Time Extend: P.N.03



To some, poor sales are almost a guarantee of probity – a coded message that invites the initiated to come inside and get devotional. Look at Beyond Good And Evil, say, or Jet Set Radio Future: they didn’t hit the sales jackpot, but they struck a deep chord with certain players all the same. What’s odd about Capcom’s P.N.03, then, is that unlike other games that vanished at the point of retail, there are few people willing to speak up for it. Where are its devotees, its groupies, its cultists? Where are the websites, the fan fiction, the homebrew media player skins?
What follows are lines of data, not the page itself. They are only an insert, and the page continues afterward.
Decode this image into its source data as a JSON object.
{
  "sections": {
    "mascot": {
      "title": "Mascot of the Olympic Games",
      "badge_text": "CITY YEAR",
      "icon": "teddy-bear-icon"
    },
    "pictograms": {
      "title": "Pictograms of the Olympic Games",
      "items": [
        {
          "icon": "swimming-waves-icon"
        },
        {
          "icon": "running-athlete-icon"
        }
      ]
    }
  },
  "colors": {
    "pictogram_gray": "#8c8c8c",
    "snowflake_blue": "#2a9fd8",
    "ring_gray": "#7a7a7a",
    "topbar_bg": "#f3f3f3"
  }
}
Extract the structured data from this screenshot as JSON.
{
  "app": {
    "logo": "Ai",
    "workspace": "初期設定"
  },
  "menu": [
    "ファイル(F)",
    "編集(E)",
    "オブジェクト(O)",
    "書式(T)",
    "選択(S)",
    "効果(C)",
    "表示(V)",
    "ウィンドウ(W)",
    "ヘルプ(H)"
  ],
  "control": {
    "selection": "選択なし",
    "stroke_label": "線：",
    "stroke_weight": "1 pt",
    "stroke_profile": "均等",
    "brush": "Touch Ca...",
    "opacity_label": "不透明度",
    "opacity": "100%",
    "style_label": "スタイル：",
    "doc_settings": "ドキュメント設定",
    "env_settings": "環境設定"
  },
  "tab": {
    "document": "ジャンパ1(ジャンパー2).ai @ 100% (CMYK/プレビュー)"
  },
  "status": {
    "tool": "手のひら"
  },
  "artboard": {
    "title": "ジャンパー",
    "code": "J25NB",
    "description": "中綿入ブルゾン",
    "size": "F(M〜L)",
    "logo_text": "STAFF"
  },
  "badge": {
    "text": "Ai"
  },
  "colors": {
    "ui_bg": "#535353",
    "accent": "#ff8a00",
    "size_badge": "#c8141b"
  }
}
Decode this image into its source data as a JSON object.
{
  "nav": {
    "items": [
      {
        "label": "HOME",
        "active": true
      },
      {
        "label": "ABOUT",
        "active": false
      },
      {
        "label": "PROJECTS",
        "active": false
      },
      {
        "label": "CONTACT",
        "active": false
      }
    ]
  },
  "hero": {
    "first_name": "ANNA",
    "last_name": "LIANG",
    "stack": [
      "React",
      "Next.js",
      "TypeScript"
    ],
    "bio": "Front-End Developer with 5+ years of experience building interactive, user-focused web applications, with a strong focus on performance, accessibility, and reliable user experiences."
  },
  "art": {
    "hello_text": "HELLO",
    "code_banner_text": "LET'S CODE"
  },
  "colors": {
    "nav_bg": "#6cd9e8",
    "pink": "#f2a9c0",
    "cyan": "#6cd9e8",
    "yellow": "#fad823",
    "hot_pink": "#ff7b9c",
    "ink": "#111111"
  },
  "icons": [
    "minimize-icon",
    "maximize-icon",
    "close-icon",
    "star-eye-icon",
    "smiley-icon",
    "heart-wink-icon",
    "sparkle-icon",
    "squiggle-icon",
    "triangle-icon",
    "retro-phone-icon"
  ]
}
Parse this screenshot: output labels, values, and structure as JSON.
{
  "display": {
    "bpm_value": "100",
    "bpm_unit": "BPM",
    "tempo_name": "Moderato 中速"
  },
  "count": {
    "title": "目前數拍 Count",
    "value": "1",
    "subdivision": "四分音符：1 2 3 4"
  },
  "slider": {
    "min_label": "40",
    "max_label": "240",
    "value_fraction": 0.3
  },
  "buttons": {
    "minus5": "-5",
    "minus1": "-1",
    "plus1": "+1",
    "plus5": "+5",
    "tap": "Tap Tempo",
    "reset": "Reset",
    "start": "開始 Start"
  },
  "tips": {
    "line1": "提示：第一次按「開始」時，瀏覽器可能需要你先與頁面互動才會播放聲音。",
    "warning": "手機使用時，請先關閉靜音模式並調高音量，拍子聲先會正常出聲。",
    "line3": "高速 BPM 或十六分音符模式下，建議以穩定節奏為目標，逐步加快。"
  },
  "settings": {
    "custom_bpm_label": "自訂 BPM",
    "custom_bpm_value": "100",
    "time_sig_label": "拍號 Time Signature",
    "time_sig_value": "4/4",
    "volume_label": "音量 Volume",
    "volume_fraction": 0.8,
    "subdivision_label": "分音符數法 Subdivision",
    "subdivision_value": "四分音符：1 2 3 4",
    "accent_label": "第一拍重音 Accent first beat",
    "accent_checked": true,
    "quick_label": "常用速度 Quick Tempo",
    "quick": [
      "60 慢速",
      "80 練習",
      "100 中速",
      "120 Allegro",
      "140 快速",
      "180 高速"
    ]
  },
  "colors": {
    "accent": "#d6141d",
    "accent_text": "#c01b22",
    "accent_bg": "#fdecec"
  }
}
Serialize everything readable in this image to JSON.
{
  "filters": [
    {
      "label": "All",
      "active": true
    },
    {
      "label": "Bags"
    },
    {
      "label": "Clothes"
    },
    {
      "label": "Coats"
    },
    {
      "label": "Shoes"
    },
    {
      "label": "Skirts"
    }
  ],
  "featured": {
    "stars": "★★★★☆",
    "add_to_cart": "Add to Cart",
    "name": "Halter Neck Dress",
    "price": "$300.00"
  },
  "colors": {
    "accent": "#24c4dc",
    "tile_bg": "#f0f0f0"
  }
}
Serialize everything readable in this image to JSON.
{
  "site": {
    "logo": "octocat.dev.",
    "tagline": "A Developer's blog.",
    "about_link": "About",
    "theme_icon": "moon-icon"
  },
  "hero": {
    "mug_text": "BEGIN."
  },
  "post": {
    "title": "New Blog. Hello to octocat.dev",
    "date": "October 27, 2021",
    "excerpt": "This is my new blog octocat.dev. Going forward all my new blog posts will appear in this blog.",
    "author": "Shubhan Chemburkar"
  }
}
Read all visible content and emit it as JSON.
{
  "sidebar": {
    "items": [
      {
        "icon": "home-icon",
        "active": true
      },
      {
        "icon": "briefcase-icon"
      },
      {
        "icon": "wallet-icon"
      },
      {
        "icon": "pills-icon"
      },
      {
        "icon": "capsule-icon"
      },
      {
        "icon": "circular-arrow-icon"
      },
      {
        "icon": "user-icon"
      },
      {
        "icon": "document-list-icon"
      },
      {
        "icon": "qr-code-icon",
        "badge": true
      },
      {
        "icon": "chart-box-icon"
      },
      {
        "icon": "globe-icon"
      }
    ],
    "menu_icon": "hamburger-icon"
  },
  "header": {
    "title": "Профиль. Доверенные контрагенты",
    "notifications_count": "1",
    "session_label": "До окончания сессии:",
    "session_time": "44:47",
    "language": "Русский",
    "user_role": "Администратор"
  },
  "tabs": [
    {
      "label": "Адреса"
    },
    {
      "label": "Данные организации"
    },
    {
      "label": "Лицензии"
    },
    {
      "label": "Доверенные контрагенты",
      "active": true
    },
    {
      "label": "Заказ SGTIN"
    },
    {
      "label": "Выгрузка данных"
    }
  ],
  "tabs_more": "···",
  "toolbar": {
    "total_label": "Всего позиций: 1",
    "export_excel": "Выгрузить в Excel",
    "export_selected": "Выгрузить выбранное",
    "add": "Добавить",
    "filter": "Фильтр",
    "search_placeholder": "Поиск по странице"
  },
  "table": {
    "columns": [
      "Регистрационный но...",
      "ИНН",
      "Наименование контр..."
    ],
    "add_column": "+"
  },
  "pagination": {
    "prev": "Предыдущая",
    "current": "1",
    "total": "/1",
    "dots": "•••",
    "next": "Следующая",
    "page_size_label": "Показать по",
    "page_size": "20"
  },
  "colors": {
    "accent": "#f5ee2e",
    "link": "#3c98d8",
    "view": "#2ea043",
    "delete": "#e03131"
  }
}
Maybe it’s because P.N.03 is awkward. Its controls make it awkward to play. Its commercial failure makes it awkward to track down in the shops. Crucially, the skewed challenge it presents makes its peculiar appeal very awkward to explain. This is a game that confounds on many fronts. And yet, at first, everything looked so simple. The marketing hook is all in place. Vanessa Z Schneider: good look, great name. And the premise: run, jump and shoot. Nothing too controversial there. The setting seems a bit odd, perhaps – the game’s location resembles a Mobius-strip reconfiguring of Frankfurt airport – but even that isn’t too hard to explain away: it’s just minimalist chic, design as Design, a coffee table game.

Directed by Shinji Mikami, creator of the Resident Evil series, P.N.03 was one of the famous Capcom Five, and a comparison to another member of that group, Viewtiful Joe, proves illuminating. While both games have the same simple structure – play through levels, earn points with which to buy upgrades and continues – P.N.03 emerges as the inverse of Clover studio’s super-deformed cash cow. Viewtiful Joe is a comic book spending spree of variable-speed excess, a body-popping testament to cone fatigue. P.N.03 is all about restraint – its levels look empty, its enemies designed to the absolute minimum. And while the expert Joe player makes a mess of the screen, a glorious sprawling slo-mo collision of colour and movement, excellence in P.N.03 is marked, in direct contrast, by a quieter virtue: efficiency. One game asks you to be noisy and creative, the other asks you to be exacting and careful.

In fact, P.N.03 initially seems to have taken the concept of efficiency several steps too far: on first play-through, the game seems to be stuffed full of nothing. Power-ups are scarce, secondary characters are entirely absent and the plot (killer robots, murdered parents and other science fiction placeholders) is intriguingly anemic. There are no lock-and-key puzzles or context-sensitive actions here – even door animations while moving between rooms have been excised as unnecessary. And then there are the limits imposed on the player. You cannot save within levels. You cannot turn quickly, except by executing a 180-degree spin on the spot. Most importantly, you cannot move and shoot at the same time – it’s one or the other. Few titles have made so much out of what the player is not allowed to do. All games have rules, but in pursuit of stylised simplicity, P.N.03 has gone one step further and resorted to actual restrictions.

The all-pervading sense of precision and poise makes the game’s one terrible aesthetic slip all the more jarring. If any lead character ever reinforced Gordon Freeman’s decision to go mute, it’s Vanessa Schneider. For most of the game, she’s above words, beyond them. Her hips are her vocabulary, and that arrogant raised shoulder and endlessly tapping finger say far more than dialogue ever could. And then, in the space of one cutscene, she speaks, and the elegantly empty vessel she once was is filled with bitter bile. Vanessa Schneider possesses a voice like an aging Weimar receptionist manning the desk for a second-hand car dealership. No wonder she kept her mouth shut for so long.

This blip aside, though, the P.N.03 experience appears as one of cold, hard elegance – the sort of game people might sit inside glass boxes and play in the turbine hall at Tate Modern. Schneider moves and shoots and moves again. And that environment: cold, white, endless, unchanging. Enemy rubble dissolves, blast marks fade before your eyes, and all that lingers in the mind after play is the impression of simple contrast – black and white, white and black again. Yet appearances will often deceive, and beneath the dark and light of which the game is composed, beneath the joyously pared-down aesthetic of cold gloss and brushed steel, a different kind of black and white emerges. This is not just a game of contrasts, it’s a game about contrasts. But they’re not the kind you’d expect – not the easy ones like good and evil or innocence and experience. This goes far deeper, bypassing narrative entirely to explore its themes somewhere between the screen and the player’s hands.